"Z Powodu Snu" ()
Cały dzień spędziłam na polowaniu. Słyszałam złowieszczy śmiech w lesie. I podeszłam na polanę, tam skąd się wydobywał. Pewien szczeniak był torturowany przez wielkiego wilka. Rzuciłam się na tego wilka.
- Ty się na niego rzuciłaś?
- Tak! Ten biedny szczeniak... nie mogę tak po prostu patrzeć na takie rzeczy.

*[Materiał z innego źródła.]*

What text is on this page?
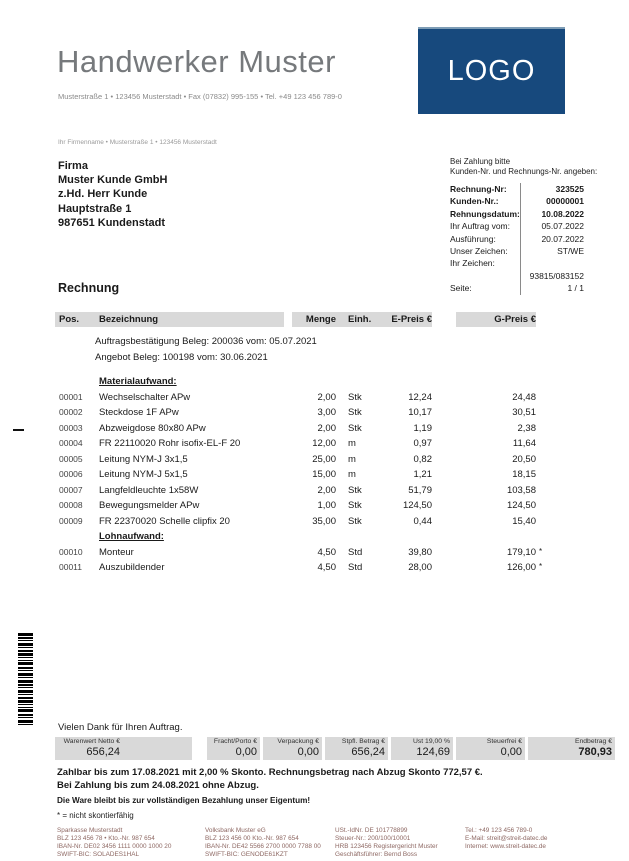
Handwerker Muster
Musterstraße 1 • 123456 Musterstadt • Fax (07832) 995-155 • Tel. +49 123 456 789-0
LOGO
Ihr Firmenname • Musterstraße 1 • 123456 Musterstadt
Firma
Muster Kunde GmbH
z.Hd. Herr Kunde
Hauptstraße 1
987651 Kundenstadt
Bei Zahlung bitte
Kunden-Nr. und Rechnungs-Nr. angeben:
Rechnung-Nr:	323525
Kunden-Nr.:	00000001
Rehnungsdatum:	10.08.2022
Ihr Auftrag vom:	05.07.2022
Ausführung:	20.07.2022
Unser Zeichen:	ST/WE
Ihr Zeichen:
93815/083152
Seite:	1 / 1
Rechnung
Pos.	Bezeichnung	Menge	Einh.	E-Preis €	G-Preis €
Auftragsbestätigung Beleg: 200036 vom: 05.07.2021
Angebot Beleg: 100198 vom: 30.06.2021
Materialaufwand:
00001	Wechselschalter APw	2,00	Stk	12,24	24,48
00002	Steckdose 1F APw	3,00	Stk	10,17	30,51
00003	Abzweigdose 80x80 APw	2,00	Stk	1,19	2,38
00004	FR 22110020 Rohr isofix-EL-F 20	12,00	m	0,97	11,64
00005	Leitung NYM-J 3x1,5	25,00	m	0,82	20,50
00006	Leitung NYM-J 5x1,5	15,00	m	1,21	18,15
00007	Langfeldleuchte 1x58W	2,00	Stk	51,79	103,58
00008	Bewegungsmelder APw	1,00	Stk	124,50	124,50
00009	FR 22370020 Schelle clipfix 20	35,00	Stk	0,44	15,40
Lohnaufwand:
00010	Monteur	4,50	Std	39,80	179,10 *
00011	Auszubildender	4,50	Std	28,00	126,00 *
Vielen Dank für Ihren Auftrag.
Warenwert Netto €
656,24
Fracht/Porto €
0,00
Verpackung €
0,00
Stpfl. Betrag €
656,24
Ust 19,00 %
124,69
Steuerfrei €
0,00
Endbetrag €
780,93
Zahlbar bis zum 17.08.2021 mit 2,00 % Skonto. Rechnungsbetrag nach Abzug Skonto 772,57 €.
Bei Zahlung bis zum 24.08.2021 ohne Abzug.
Die Ware bleibt bis zur vollständigen Bezahlung unser Eigentum!
* = nicht skontierfähig
Sparkasse Musterstadt
BLZ 123 456 78 • Kto.-Nr. 987 654
IBAN-Nr. DE02 3456 1111 0000 1000 20
SWIFT-BIC: SOLADES1HAL
Volksbank Muster eG
BLZ 123 456 00 Kto.-Nr. 987 654
IBAN-Nr. DE42 5566 2700 0000 7788 00
SWIFT-BIC: GENODE61KZT
USt.-IdNr. DE 101778899
Steuer-Nr.: 200/100/10001
HRB 123456 Registergericht Muster
Geschäftsführer: Bernd Boss
Tel.: +49 123 456 789-0
E-Mail: streit@streit-datec.de
Internet: www.streit-datec.de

- Musimy wyleczyć go i puścić, w końcu nie wiemy, skąd jest. Sam odnajdzie drogę.
- Nie mam pewności. Nie tędy droga!
- To przecież wilcze szczenię! Wywęszy dom, tylko zaprowadzimy je do lasu.
- Masz rację.
Syrius podniósł głowę i popatrzył na mnie. Ja nie spuszczałam wzroku ze szczenięcia. Biegało po norze i zapuszczało się w kąty.
- Sasha...-Syrius wstał i pocałował mnie, po czym zamknął oczy i dodał:-idę po Czarną Orchideę. Musimy je wyleczyć.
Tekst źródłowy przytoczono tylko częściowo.